Com a quebra de patente da liraglutida (Saxenda) e da semaglutida (Ozempic), espera-se que o tratamento de diabetes se torne mais acessível com a chegada de genéricos e biossimilares.
As chamadas “canetas emagrecedoras” estão ganhando popularidade, e a introdução de versões mais baratas desses medicamentos deve facilitar o acesso ao tratamento de obesidade e diabetes.
A patente da liraglutida, conhecida comercialmente como Saxenda e Victoza, expirou no Brasil em 2024. A semaglutida, comercializada como Ozempic, terá sua patente quebrada em 2026. Segundo a Lei de Propriedade Industrial (9.279/96), patentes têm duração de 15 a 20 anos a partir da data de solicitação ao Instituto Nacional da Propriedade Industrial (Inpi). Após esse período, a produção de genéricos é permitida.
Esses medicamentos atuam como análogos do GLP-1, estimulando a liberação de insulina pelo pâncreas após as refeições e retardando o esvaziamento gástrico, o que aumenta a sensação de saciedade. “Eles também agem no hipotálamo para reduzir o apetite e aumentar a saciedade, tornando-os populares no tratamento do diabetes tipo 2 e da obesidade”, explica Milena Miguita Paulino, especialista em endocrinologia e metabologia pela Sociedade Brasileira de Endocrinologia e Metabologia (SBEM).
Comercialização no Brasil
Heraldo Marchezini, diretor-presidente da empresa brasileira de biotecnologia Biomm, anunciou que a companhia firmou acordos com as farmacêuticas Biocon (Índia) e Kexing (China) para comercializar biossimilares de semaglutida e liraglutida no Brasil. A comercialização desses produtos depende agora da aprovação da Anvisa (Agência Nacional de Vigilância Sanitária) e da definição de preços pela Câmara de Regulação do Mercado de Medicamentos (CMED).

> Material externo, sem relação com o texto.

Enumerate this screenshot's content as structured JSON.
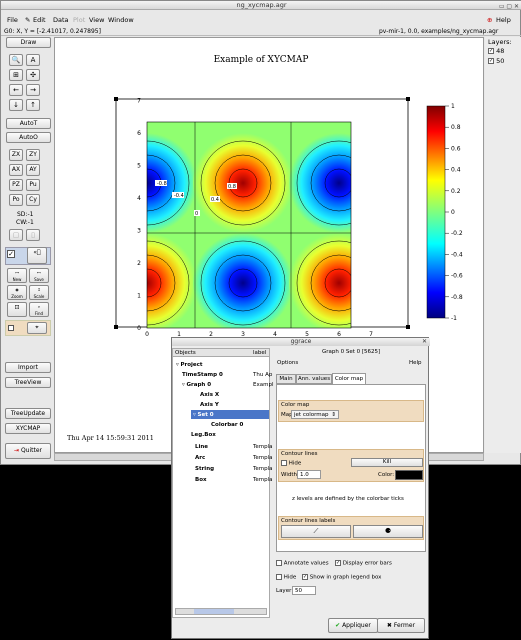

Atualmente, o preço do Ozempic nas farmácias brasileiras varia entre R$ 900 e R$ 1.367. Marchezini prevê que, após o fim da patente, haverá uma diversificação de preços no mercado. A presença de genéricos e biossimilares deve reduzir os custos e aumentar a acessibilidade, beneficiando especialmente os diabéticos, afirma Maria Edna de Melo, endocrinologista da Abeso (Associação Brasileira para o Estudo da Obesidade).

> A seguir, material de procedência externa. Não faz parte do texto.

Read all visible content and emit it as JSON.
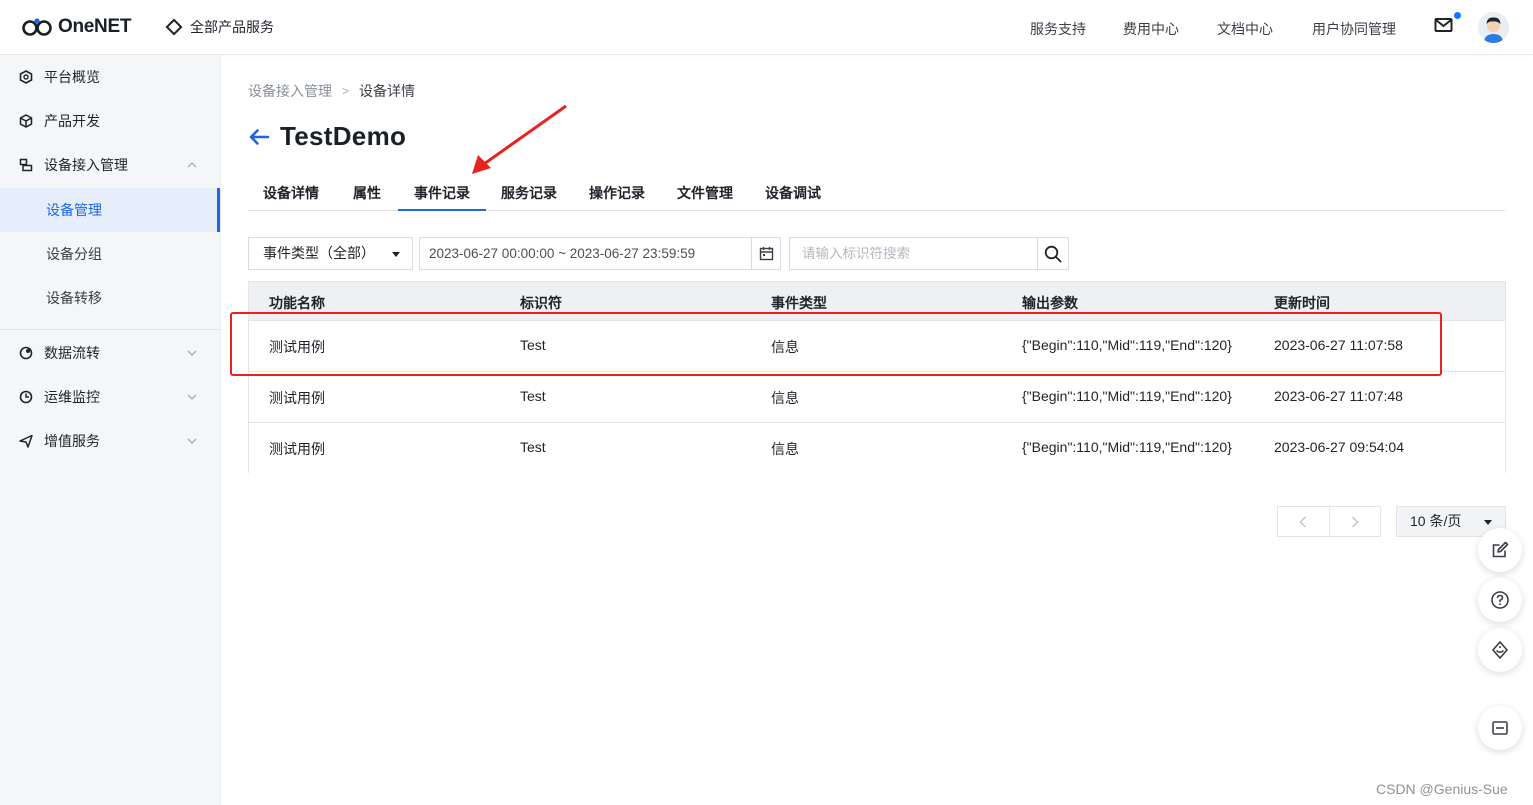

Outras Novidades no Mercado
Além dos genéricos e biossimilares, espera-se a chegada de novas marcas de canetas injetáveis e medicamentos orais no mercado brasileiro. O Wegovy, uma apresentação comercial da semaglutida para tratamento de obesidade, deve ser lançado no segundo semestre deste ano, entre agosto e setembro. O Wegovy permite aplicações de doses maiores, necessárias para maior perda de peso.
A tirzepatida, aprovada pela Anvisa para tratamento de diabetes tipo 2 sob o nome comercial de Mounjaro, também está aguardando autorização para uso no tratamento de obesidade (Zepbound). Essa aprovação é esperada para este ano, segundo Paulino.

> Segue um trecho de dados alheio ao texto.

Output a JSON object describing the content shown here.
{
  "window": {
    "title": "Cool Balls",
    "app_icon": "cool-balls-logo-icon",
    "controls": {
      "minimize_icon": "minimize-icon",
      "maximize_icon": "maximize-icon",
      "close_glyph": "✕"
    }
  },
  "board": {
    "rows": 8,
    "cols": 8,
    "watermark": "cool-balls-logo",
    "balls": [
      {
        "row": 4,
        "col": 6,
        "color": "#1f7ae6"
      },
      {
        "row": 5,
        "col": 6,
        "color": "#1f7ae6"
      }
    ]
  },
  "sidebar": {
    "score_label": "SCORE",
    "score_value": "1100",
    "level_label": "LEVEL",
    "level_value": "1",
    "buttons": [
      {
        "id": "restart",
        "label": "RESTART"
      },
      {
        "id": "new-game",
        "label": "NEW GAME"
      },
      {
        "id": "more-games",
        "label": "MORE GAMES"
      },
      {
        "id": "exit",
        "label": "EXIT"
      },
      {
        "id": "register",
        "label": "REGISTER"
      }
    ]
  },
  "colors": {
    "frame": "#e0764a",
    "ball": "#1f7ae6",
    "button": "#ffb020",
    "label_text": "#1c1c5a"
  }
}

Apesar da aprovação da tirzepatida para diabetes tipo 2, o medicamento ainda não está disponível nas farmácias brasileiras. Algumas pessoas no Brasil têm usado a medicação importada de países onde já é comercializada, como os Estados Unidos.
Em fase de testes, a amicretina é uma nova substância prometida para ser mais eficaz do que a semaglutida. Diferentemente das canetas injetáveis, a amicretina está sendo testada em forma oral.
“É crucial que toda medicação seja prescrita por um médico e que haja uma indicação correta. Usar medicamentos por conta própria pode levar a dosagens inadequadas”, alerta Maria Edna de Melo, endocrinologista da Abeso.